Putting aside how one feels about the role of the federal government in public education, I think that we can agree that social studies must remain a priority in our schools. It is the first step students take down the path towards good citizenship, and it is vital to our health as a nation. As you may be aware, the Elementary and Secondary Education Act is up for renewal soon, and the House version of the bill is significantly lacking in support for our beloved and important field.

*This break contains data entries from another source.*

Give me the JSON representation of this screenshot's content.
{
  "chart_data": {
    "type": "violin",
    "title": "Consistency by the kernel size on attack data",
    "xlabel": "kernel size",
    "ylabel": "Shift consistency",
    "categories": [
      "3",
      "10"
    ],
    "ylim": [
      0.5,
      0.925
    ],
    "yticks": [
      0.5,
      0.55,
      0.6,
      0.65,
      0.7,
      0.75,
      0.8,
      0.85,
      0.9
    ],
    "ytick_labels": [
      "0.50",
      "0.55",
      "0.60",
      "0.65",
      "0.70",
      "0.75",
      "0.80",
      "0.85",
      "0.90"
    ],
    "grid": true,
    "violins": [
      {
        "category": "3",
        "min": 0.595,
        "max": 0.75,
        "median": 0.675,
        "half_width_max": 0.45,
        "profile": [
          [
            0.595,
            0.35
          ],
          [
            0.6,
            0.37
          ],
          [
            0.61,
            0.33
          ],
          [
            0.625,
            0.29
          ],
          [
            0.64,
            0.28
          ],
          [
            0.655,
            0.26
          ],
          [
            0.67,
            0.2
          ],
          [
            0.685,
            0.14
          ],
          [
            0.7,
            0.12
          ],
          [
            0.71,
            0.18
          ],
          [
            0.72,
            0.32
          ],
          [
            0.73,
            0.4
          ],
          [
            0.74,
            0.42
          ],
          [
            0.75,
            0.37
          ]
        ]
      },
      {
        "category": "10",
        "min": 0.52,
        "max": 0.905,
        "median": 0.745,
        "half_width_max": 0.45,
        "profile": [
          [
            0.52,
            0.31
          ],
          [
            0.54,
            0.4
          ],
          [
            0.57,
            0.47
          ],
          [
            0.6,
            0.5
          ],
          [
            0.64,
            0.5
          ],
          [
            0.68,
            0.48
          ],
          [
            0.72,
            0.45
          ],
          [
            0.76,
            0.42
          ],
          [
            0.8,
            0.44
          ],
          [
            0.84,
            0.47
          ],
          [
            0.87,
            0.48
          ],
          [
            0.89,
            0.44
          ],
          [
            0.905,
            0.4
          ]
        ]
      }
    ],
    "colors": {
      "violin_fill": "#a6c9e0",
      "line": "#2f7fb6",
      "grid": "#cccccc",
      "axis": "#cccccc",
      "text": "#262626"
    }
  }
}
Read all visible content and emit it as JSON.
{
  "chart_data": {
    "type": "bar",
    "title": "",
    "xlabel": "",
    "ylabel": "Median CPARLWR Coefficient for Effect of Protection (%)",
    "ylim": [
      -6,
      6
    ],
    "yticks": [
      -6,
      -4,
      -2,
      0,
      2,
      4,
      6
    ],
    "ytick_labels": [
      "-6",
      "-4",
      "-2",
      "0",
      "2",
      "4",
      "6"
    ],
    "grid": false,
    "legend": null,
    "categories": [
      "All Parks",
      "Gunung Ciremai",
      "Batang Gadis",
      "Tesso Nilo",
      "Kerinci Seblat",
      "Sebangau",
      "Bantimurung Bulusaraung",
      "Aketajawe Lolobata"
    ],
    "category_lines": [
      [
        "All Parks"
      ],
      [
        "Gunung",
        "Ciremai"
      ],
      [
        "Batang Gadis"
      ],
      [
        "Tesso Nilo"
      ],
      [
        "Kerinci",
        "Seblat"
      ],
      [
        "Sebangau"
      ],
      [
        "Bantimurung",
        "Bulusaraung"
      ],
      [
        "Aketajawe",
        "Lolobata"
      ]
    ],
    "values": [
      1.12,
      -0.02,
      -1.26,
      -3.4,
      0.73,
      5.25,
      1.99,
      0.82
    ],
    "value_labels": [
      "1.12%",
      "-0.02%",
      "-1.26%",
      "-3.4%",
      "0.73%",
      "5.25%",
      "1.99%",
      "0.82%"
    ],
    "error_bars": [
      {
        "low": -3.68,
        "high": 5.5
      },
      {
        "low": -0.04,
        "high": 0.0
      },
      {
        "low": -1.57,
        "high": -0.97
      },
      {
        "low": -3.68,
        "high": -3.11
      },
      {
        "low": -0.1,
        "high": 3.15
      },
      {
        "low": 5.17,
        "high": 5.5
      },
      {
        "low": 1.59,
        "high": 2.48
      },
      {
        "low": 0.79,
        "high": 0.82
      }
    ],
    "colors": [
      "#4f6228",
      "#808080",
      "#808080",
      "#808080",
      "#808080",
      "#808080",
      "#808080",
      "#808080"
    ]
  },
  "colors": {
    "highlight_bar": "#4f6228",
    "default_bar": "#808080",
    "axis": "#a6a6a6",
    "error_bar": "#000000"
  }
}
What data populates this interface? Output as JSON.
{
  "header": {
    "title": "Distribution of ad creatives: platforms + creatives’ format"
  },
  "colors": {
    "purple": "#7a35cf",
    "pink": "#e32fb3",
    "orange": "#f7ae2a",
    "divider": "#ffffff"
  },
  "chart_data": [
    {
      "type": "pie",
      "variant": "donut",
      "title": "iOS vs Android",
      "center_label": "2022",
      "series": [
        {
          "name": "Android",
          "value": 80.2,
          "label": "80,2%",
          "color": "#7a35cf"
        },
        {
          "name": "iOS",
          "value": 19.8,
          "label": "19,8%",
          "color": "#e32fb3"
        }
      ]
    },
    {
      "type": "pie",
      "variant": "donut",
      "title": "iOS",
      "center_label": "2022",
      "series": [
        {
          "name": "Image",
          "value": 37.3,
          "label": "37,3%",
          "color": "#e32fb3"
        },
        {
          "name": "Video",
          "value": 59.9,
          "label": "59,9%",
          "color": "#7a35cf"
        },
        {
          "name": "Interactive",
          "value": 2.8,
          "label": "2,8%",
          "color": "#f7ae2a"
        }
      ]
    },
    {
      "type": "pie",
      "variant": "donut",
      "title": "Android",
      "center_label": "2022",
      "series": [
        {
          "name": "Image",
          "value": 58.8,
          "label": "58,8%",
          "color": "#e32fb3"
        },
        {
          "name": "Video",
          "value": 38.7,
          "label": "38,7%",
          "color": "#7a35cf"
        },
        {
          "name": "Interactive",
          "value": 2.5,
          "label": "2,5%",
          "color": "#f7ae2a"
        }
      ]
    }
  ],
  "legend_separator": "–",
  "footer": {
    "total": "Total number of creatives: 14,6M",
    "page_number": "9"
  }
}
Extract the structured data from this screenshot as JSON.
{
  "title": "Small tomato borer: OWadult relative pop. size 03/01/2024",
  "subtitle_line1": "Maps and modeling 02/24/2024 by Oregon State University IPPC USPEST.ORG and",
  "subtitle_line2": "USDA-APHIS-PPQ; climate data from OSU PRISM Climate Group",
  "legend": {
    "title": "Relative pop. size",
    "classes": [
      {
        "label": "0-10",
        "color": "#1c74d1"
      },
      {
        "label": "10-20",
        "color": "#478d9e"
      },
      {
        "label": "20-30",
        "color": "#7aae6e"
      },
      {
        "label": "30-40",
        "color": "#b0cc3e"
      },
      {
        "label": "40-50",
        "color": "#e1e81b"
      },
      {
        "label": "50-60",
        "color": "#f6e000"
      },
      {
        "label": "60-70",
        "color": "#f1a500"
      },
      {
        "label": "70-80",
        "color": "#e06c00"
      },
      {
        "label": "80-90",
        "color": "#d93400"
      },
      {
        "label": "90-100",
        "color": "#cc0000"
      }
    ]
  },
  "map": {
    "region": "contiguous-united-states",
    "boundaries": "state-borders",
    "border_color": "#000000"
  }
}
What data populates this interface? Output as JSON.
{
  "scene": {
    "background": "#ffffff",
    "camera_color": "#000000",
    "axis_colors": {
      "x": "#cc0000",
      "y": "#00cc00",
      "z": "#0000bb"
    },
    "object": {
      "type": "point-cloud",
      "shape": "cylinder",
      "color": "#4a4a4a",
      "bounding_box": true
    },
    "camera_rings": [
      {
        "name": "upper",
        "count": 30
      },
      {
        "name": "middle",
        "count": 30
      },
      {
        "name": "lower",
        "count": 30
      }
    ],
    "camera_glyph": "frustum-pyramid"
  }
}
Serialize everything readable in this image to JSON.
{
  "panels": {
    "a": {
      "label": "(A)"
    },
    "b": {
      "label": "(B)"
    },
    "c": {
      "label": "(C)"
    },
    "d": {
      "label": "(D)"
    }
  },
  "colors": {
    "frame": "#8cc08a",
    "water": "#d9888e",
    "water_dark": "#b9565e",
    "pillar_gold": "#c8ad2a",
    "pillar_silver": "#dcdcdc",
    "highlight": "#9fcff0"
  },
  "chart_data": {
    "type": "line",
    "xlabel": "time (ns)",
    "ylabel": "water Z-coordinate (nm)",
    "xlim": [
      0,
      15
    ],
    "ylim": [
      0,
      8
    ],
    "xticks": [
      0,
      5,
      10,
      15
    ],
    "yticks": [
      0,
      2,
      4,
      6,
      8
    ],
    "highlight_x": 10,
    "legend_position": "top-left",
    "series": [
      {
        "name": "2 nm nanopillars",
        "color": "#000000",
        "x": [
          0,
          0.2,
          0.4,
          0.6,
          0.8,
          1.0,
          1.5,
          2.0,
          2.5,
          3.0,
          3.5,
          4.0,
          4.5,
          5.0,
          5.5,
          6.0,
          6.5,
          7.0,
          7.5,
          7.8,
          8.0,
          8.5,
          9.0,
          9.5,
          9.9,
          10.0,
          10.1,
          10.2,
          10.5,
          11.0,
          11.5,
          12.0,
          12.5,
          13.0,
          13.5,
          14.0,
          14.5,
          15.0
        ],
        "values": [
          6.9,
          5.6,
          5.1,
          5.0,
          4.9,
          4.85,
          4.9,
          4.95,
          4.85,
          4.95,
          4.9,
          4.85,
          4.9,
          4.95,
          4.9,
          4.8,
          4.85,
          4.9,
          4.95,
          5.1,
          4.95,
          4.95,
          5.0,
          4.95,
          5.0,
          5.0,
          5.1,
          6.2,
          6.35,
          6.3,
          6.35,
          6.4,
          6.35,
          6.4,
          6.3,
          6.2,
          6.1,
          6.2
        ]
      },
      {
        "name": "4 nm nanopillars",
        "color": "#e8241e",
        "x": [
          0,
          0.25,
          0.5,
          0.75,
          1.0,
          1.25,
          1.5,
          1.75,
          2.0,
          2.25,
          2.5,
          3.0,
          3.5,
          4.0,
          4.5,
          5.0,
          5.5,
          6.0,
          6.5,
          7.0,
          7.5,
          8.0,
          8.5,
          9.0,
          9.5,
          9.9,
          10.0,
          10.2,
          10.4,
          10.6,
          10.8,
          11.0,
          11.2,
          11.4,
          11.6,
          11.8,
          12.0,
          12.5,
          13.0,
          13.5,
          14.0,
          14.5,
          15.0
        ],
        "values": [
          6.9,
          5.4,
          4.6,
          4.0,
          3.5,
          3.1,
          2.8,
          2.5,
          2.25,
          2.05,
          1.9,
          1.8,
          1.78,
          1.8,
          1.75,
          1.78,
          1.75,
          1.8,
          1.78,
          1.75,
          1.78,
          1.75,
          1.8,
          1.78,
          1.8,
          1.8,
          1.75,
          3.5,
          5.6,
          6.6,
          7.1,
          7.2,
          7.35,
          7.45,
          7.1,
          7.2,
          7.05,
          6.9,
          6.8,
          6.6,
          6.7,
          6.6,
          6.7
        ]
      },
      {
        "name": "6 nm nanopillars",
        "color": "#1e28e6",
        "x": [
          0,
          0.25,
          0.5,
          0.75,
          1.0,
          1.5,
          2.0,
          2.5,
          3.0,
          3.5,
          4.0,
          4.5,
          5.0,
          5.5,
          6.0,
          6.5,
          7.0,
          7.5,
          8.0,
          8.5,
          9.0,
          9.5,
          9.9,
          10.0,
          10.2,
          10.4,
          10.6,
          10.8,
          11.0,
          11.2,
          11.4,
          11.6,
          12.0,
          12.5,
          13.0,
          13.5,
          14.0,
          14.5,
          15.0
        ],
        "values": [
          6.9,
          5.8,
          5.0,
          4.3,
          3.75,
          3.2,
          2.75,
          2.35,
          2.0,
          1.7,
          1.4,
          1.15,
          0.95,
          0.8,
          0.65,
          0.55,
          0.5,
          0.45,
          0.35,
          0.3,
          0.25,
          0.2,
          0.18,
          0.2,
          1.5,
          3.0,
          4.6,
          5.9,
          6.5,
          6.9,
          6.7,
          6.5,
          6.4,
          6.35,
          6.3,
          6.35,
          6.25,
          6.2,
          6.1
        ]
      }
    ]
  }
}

To address this, Congressman Ross of Florida and Congressman Cicilline of Rhode Island have drafted and distributed a bipartisan letter urging their colleagues to adopt the social studies provisions in the Senate's version of the bill, which include the following:

  • Section 2302 provides competitive funding to LEAs to improve the teaching of history and civics.
  • Section 2303 establishes intensive academies for teachers and students to learn more about history and civics
  • Section 2304 authorizes grants to non-profit organizations to make a range of innovative, engaging approaches to engaging underserved students in history, civics, and geography available to local schools and school districts
  • Section 1005 allows parent engagement funds to be used to support financial literacy activities.
I encourage you, as a supporter of civics and social studies in the schools, to send your representatives a note or call or email encouraging them to ensure that these provisions are in the House version of the renewal. The National Council for the Social Studies has provided an excellent template and suggestions for communicating with your representatives on this issue. Be an advocate, and live the civics that we teach our students!